Crafting clear content for external review scores
Problem
My product team aimed to increase the number of homes and apartments with review scores, especially in the US. This would make them more attractive for guests to book and drive more business to property owners.
Our plan was to incorporate external review scores: if a property did not have a review score on Booking.com, but was listed on another online travel agency (OTA) and had earned at least three reviews, we would import the reviews and calculate a score on our site.
I owned the content strategy for integrating external review scores. I had to make its value clear to guests and partners while at the same time navigating complex user scenarios and strict restrictions from our legal department.
The findings from my usability testing, validating the positive affects of building trust via interface copy.
My role
Worked closely with my designer to build out multi-platform, multi-scenario user flows for guests.
Employed Usertesting.com to explore different tones, terminology and content hierarchy that would help me maintain trust while overcoming the primary legal restriction: I was not allowed to tell users the sources of the external reviews.
Documented all UX touch points and fielded discussions with legal experts on content and design feasibility.
Aligned with stakeholders to write documentation and marketing material for property owners and account managers to ensure a smooth launch of the product.

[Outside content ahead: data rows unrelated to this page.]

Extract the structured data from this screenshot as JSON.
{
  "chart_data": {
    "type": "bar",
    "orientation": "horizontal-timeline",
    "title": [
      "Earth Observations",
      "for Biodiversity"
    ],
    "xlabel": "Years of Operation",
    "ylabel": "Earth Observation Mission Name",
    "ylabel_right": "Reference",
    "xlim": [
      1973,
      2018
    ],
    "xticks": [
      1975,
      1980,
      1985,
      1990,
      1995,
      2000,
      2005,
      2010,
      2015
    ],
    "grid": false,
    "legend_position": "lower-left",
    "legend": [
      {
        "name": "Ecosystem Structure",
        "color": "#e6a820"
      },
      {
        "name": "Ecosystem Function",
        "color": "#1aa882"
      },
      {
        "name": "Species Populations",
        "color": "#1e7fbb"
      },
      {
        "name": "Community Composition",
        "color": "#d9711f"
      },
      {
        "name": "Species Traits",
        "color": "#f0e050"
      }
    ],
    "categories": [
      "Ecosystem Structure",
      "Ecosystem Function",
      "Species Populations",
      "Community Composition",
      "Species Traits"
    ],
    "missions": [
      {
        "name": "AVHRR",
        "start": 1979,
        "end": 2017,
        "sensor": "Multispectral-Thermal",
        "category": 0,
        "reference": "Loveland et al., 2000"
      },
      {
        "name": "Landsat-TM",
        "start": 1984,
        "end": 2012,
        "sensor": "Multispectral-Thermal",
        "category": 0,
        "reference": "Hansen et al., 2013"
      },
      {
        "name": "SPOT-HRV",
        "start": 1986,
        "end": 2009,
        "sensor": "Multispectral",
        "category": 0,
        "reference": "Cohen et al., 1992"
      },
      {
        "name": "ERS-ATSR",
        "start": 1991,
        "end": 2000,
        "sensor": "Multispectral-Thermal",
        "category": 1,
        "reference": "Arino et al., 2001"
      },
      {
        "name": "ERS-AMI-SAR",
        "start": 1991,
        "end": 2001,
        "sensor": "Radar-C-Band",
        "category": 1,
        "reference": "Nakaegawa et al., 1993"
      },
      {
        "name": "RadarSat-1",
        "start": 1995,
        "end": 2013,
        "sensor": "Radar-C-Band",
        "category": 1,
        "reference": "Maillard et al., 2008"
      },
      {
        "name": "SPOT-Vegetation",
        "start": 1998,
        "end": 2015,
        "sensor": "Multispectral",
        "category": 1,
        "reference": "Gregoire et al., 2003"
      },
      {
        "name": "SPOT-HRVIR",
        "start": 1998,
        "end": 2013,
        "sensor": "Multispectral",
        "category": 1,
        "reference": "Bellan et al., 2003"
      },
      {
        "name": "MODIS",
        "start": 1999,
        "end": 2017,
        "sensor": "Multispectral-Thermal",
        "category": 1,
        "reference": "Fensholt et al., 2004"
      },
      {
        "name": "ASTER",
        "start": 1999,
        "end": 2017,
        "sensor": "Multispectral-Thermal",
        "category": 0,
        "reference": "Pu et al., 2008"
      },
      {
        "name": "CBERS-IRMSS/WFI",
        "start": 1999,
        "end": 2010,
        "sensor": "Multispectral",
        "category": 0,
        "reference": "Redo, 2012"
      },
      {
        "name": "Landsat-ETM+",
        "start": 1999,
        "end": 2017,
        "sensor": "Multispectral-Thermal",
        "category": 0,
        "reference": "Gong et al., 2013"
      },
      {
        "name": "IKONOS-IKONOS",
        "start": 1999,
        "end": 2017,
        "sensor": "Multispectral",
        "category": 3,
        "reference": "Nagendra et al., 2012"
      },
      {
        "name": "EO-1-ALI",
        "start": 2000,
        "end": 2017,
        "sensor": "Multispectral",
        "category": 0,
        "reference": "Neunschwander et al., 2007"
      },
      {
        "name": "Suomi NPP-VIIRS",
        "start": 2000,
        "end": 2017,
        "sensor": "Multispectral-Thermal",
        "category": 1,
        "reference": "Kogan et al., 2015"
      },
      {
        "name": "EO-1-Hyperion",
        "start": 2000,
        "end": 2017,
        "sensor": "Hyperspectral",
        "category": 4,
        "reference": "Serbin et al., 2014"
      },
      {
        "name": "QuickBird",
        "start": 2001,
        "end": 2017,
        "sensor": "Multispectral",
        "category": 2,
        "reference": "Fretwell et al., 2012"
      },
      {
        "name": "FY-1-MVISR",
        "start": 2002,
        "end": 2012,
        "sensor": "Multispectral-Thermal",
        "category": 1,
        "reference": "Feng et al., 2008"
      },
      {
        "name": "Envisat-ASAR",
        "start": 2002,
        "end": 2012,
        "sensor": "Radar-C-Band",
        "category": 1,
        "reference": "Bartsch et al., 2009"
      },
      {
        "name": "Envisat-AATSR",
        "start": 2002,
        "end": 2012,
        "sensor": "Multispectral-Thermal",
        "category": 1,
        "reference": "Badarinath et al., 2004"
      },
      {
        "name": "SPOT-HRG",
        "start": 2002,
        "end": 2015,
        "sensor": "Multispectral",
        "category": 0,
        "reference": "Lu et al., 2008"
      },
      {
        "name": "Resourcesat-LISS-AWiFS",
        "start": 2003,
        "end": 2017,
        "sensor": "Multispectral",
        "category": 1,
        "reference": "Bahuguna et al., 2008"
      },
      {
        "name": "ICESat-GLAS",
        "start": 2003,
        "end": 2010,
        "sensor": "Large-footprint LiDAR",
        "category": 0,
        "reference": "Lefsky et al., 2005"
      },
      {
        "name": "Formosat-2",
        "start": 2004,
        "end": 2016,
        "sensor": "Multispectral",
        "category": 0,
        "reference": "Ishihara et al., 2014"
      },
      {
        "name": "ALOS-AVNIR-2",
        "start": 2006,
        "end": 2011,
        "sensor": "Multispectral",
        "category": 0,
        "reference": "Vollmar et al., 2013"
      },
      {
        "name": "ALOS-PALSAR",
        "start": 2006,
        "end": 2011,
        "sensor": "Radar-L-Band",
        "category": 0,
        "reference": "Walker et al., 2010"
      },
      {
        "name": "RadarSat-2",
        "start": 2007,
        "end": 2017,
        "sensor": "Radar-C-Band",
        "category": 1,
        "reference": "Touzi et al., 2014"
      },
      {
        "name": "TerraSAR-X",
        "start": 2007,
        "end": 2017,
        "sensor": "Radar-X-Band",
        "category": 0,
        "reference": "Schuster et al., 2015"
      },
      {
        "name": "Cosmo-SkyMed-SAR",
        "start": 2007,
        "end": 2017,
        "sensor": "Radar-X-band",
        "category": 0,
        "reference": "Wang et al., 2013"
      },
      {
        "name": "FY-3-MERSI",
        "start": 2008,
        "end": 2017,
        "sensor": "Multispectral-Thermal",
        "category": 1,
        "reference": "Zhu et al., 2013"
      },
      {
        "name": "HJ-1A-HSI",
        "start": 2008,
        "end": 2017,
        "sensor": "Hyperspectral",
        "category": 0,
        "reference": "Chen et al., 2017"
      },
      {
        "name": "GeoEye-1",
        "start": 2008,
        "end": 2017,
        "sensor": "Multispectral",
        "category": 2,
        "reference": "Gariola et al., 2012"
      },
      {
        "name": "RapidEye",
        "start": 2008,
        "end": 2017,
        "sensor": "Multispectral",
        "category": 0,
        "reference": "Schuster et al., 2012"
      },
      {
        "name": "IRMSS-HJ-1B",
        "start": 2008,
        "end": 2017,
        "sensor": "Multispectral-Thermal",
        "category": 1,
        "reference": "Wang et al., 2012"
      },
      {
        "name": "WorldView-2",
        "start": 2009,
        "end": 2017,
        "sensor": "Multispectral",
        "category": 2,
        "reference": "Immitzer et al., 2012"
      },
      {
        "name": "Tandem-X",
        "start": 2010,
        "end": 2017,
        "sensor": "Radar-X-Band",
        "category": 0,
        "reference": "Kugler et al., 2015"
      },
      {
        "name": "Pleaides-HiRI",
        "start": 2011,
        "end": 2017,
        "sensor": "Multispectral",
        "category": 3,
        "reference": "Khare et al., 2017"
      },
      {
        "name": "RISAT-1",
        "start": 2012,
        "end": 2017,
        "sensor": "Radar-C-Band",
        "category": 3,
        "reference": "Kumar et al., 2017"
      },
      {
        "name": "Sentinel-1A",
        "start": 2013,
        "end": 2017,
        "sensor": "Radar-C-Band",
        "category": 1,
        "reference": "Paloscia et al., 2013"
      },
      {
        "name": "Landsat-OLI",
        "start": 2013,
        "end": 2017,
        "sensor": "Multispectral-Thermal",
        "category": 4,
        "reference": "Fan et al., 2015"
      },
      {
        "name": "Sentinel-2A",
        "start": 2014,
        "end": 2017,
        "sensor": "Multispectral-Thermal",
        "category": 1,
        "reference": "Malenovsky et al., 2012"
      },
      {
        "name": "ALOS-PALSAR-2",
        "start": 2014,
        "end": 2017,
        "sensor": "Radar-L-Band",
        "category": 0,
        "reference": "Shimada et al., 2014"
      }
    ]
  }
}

The product flows, zooming-in on a mandatory legal placement which I leveraged to bring clarity for guests.
Outcomes
Successfully launched external review scores feature, increasing the number of homes and apartments with a review score by 7% globally and 43% in the US.
Bookings increased by 12% at the properties with new external review scores.
The external review scores content I crafted for desktop and mobile. The goal was to build trust and fill the unnerving void on search cards.